Now, 14 years later, FFA grants are connecting many locals to this network for the first time. PST’s current service offerings consist of either symmetrical 500 megabits per second (Mbps) fiber for $79 a month, or symmetrical one gigabit per second (Gbps) fiber for $99 a month. Both service tiers include a $300 installation fee, but have no usage caps or long-term contracts.
PST is looking to upgrade some territories where it offers locals coaxial-cable based broadband access at 25 Mbps for $99 a month. PST also provides wireless broadband access of 15, 20, and 50 Mbps (at $65, $75, and $85 per month respectively) in towns like Delleker, Portola, and Graeagle.
Marshall has previously noted that many of the areas PST has deployed fiber are seeing 65 to 75 percent take rates.
One subdivision deployment saw an 85 percent take rate among local area businesses, demonstrating the severity of pent-up demand.
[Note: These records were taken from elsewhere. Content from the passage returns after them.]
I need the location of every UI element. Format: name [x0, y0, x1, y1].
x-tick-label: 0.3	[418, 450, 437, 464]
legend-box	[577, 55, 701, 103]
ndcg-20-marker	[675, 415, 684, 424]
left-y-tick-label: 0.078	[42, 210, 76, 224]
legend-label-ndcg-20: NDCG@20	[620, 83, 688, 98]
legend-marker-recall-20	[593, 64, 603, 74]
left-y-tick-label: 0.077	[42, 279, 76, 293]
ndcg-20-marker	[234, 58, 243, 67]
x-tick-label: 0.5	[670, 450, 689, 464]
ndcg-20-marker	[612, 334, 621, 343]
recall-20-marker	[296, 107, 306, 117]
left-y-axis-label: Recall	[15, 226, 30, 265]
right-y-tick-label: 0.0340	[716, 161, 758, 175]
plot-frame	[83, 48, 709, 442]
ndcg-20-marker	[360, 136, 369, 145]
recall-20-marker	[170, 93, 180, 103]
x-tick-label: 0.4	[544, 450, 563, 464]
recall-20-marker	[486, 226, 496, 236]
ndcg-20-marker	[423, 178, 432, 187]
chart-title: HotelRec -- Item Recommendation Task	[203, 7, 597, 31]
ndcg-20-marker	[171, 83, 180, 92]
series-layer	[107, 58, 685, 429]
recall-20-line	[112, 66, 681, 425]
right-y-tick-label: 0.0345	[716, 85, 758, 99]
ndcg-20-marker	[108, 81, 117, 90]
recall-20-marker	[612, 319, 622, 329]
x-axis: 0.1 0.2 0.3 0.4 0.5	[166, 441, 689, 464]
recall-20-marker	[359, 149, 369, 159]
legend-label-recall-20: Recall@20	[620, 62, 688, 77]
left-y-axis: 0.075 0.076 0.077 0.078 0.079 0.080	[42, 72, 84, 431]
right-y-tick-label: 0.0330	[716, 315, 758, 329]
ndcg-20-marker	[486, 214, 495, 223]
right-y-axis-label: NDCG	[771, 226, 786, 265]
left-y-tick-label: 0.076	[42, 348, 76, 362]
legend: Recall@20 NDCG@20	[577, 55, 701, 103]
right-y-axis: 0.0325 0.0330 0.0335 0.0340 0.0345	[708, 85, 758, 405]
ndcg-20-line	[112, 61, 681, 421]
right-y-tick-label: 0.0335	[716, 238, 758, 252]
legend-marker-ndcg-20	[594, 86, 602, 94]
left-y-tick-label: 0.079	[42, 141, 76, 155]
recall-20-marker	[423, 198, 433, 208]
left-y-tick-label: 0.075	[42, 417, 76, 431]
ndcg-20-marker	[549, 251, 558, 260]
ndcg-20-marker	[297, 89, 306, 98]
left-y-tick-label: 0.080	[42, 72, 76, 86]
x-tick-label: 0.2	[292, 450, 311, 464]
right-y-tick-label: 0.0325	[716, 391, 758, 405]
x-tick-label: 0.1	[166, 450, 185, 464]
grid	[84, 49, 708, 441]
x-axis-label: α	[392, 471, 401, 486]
History repeating itself nearly a century later
Like so many cooperatives, PST’s roots in rural electrification mirror rural broadband deployment efforts nearly a century later. In 1937, Plumas-Sierra Rural Electric Cooperative (PSREC) was founded to drive electricity into many of these same neglected areas.
PSREC owns many of the area's utility poles, and like most cooperatives had already been deploying fiber to aid in electrical network management and monitoring. But electrical grid supervisory control and data acquisition (SCADA) only uses 2 of the 144 strand fiber runs, leaving ample capacity to better service area residents and businesses.
“With broadband access now a necessity—much like electricity in the early 1900’s—the award of Federal Funding Account grant funds will allow Plumas-Sierra Telecommunications to continue to bridge the digital divide in these rural areas that would otherwise remain unserved due to the high cost of fiber-optic cable construction in the Sierra Nevada Mountains of Northern California,” notes Jeff Blagg, Right-of-Way Engineer for Plumas Sierra Telecommunications and Plumas Sierra Rural Electric Cooperative.
There’s 900 electric co-ops scattered across the United States with roughly 200 of them currently offer fiber broadband access to residential customers, according to the National Rural Electric Cooperative Association (NRECA). It’s certainly not an easy transition; and often requires a massive infusion of capital to shore up access in geographically difficult areas.
Many of those cooperatives have been making ample use of both American Rescue Plan Act broadband funds, and many more are poised to take full advantage of the $1.9 billion in additional broadband grants California will soon receive courtesy of 2021 infrastructure bill legislation.
California’s broader Broadband For All initiative has taken some well-deserved criticism for a lack of transparency, the use of shoddy broadband maps, and a failure to prioritize many marginalized populations. But it remains clear that the efforts – including last mile FFA grants – continue to fuel deployments to many areas that may have never seen fiber otherwise.
But even this historic round of state and federal funding likely won’t be enough to get the job done. Since the initial round of applications for the $2 billion FFA program closed in September 2023, the CPUC says it received and reviewed 484 grant applications from every county in the state, totaling more than $4.6 billion in requests.